Here at Medicine Man Technologies, we’ve been keeping a close eye on the news as more and more states legalize recreational and medical marijuana. What we’ve seen is that the vast majority of new laws are being passed without clearly defined regulations or infrastructure. This has left the door open for debate as the government agencies tasked with implementation start to roll out rule-making plans.
In Ohio, the state’s Department of Commerce is responsible for determining how many cultivators the state will allow based on the anticipated demand. Currently, the agency plans to grant 12 large-scale and 12 small-scale grow licenses. According to recent estimates, these 24 license holders stand to profit from a medical-marijuana market with a projected net worth between $200 million and $400 million.
Because Ohio is the 25th state to legalize medical marijuana, there are numerous, more experienced cultivators from several other states eyeing Ohio as their next lucrative venture. Of course, this is not sitting well with native, Ohioan growers looking to establish a foothold in the new industry. That brings us to the question at hand – with just 24 grow licenses up for grabs in Ohio, who will profit?

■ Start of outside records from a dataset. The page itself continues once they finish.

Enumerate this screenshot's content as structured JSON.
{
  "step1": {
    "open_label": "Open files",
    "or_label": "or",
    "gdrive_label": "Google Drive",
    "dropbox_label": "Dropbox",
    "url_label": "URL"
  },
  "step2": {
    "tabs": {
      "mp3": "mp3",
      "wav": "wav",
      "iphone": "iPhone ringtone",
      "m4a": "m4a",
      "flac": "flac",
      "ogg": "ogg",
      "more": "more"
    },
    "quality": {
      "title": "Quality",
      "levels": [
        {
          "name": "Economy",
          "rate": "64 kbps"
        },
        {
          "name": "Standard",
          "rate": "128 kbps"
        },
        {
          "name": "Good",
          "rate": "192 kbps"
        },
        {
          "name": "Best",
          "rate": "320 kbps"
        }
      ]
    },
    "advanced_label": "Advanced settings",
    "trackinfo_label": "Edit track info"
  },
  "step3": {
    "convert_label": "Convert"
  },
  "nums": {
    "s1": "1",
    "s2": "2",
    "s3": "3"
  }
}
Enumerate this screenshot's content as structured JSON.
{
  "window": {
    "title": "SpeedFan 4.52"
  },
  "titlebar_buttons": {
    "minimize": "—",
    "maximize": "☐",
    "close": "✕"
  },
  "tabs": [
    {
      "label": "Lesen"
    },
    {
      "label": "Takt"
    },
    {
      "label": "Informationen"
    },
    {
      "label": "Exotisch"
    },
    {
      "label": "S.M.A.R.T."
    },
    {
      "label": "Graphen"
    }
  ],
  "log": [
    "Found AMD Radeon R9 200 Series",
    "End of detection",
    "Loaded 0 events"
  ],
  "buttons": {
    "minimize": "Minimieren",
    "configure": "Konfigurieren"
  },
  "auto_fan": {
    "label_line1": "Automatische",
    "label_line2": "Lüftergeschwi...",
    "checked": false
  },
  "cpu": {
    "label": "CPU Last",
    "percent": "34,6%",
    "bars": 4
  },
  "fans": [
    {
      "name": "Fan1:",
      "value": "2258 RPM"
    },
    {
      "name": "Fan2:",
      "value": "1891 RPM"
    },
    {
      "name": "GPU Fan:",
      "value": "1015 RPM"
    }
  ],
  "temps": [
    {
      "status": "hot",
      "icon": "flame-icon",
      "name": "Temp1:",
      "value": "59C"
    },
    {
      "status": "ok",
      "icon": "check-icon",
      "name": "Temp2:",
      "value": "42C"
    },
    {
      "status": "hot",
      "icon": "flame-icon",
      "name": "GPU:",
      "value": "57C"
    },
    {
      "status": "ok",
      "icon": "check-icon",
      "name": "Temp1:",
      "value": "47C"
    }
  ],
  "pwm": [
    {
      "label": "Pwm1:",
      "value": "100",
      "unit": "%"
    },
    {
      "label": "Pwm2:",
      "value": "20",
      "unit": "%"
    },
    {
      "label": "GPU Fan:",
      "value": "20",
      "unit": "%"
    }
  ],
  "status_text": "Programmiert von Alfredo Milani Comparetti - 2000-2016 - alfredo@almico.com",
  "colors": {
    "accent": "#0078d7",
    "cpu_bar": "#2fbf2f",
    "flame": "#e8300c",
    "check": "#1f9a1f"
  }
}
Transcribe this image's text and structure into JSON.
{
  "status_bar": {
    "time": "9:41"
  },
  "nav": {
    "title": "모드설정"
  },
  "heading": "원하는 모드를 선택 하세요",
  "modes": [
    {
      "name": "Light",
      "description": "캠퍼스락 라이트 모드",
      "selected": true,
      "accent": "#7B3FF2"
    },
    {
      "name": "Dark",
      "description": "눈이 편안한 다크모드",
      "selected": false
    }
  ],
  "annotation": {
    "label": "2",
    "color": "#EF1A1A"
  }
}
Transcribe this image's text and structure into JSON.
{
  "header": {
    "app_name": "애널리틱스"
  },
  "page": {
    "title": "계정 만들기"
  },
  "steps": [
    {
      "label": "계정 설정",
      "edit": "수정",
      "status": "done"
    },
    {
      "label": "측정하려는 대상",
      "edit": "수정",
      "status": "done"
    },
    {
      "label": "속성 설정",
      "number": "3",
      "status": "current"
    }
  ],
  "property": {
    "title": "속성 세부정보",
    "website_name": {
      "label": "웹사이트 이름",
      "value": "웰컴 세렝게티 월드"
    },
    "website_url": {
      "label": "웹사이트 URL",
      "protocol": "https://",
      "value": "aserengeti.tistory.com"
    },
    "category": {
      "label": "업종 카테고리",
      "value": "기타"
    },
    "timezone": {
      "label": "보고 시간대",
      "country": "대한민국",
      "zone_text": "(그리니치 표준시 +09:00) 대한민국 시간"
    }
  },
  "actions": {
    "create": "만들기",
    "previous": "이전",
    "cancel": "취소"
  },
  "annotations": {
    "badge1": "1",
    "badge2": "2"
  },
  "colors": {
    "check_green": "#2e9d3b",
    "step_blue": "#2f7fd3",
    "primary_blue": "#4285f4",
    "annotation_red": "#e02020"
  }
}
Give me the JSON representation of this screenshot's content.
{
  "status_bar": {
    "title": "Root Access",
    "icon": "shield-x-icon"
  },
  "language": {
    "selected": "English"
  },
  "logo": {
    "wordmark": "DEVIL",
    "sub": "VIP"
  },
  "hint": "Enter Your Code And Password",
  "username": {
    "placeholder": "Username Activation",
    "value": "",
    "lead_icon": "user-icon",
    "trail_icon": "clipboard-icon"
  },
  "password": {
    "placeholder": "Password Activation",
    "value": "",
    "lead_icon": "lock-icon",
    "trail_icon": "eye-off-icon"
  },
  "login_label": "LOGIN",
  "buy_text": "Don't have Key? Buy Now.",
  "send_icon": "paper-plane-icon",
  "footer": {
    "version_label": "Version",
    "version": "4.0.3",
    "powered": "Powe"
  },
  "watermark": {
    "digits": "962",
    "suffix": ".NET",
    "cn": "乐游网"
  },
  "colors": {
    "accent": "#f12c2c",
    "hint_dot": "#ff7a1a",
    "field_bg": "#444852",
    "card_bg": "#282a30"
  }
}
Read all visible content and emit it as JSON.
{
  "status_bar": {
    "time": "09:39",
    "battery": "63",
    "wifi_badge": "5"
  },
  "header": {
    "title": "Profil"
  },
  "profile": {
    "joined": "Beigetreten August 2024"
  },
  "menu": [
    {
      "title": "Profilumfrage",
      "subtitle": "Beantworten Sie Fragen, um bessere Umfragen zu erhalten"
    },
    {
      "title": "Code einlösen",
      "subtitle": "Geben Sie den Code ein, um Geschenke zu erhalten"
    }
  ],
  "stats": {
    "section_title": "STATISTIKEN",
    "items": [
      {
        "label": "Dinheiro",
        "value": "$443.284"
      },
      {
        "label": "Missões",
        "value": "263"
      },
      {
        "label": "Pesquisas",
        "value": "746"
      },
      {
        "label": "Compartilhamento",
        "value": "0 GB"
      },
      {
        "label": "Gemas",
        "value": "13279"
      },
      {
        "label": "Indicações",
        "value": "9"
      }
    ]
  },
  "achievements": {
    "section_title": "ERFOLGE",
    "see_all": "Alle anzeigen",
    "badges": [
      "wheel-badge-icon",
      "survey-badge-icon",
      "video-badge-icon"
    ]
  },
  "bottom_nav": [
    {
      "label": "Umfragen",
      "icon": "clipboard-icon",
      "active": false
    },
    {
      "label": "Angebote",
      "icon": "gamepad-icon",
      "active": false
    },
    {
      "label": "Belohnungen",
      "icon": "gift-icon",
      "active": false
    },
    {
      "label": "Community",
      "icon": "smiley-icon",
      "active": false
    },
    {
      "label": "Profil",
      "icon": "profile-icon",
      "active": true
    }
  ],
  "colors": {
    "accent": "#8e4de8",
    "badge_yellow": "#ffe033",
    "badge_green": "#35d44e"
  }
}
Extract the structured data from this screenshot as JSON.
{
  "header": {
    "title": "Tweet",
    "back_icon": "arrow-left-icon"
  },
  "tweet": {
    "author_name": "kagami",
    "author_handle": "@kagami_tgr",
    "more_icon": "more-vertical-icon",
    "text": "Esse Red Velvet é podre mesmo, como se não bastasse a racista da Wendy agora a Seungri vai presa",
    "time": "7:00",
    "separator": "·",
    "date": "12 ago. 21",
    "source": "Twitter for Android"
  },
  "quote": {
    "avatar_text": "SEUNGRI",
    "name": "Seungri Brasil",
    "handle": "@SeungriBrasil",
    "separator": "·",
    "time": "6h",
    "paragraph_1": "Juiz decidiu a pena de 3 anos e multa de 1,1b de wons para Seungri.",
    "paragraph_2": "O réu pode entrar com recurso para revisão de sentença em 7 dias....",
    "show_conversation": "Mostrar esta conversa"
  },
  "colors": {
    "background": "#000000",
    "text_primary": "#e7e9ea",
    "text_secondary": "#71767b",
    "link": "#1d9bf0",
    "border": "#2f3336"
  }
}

Status of Legalized Medial Marijuana in Ohio
Ohio’s Governor, John Kasich, signed H.B. 523 into law on June 8, 2016, establishing the state’s new medical marijuana law. The House added its approval on May 10, followed by the Senate on May 25, and the new law went into effect on September 8, 2016.
Now, Ohioans who have a qualifying condition (listed in Ohio’s medical marijuana law) and a written statement from their physician will have legal protections for possessing a 90-day medical marijuana supply. Like many other states, Ohio requires an established physician-patient relationship.
Until the cultivation rules are hashed out, patients are required to purchase their medical marijuana from other states where it’s legal and bring it back to Ohio. Unfortunately, home growing for personal use is not allowed in Ohio, neither is smoking cannabis. However, marijuana may be vaporized, and patients also have the option to use extracts and infused products such as food items.
Cultivation & Ohio Department of Commerce
As we said earlier, those who want to commercially grow medical marijuana will be required to apply with the Ohio Department of Commerce. Some basics have already been established such as not being able to grow within 500 feet of a school, public playground, church, public park or public library. Those who apply for a license may also be disqualified due to certain criminal convictions.
Now, here’s what’s causing a lot of debate amongst growers contending for one of the 24 licenses being made available. Factoring into the review, but not required, is proof that the company is headquartered in Ohio, owned by Ohioans and has plans to hire in-state workers.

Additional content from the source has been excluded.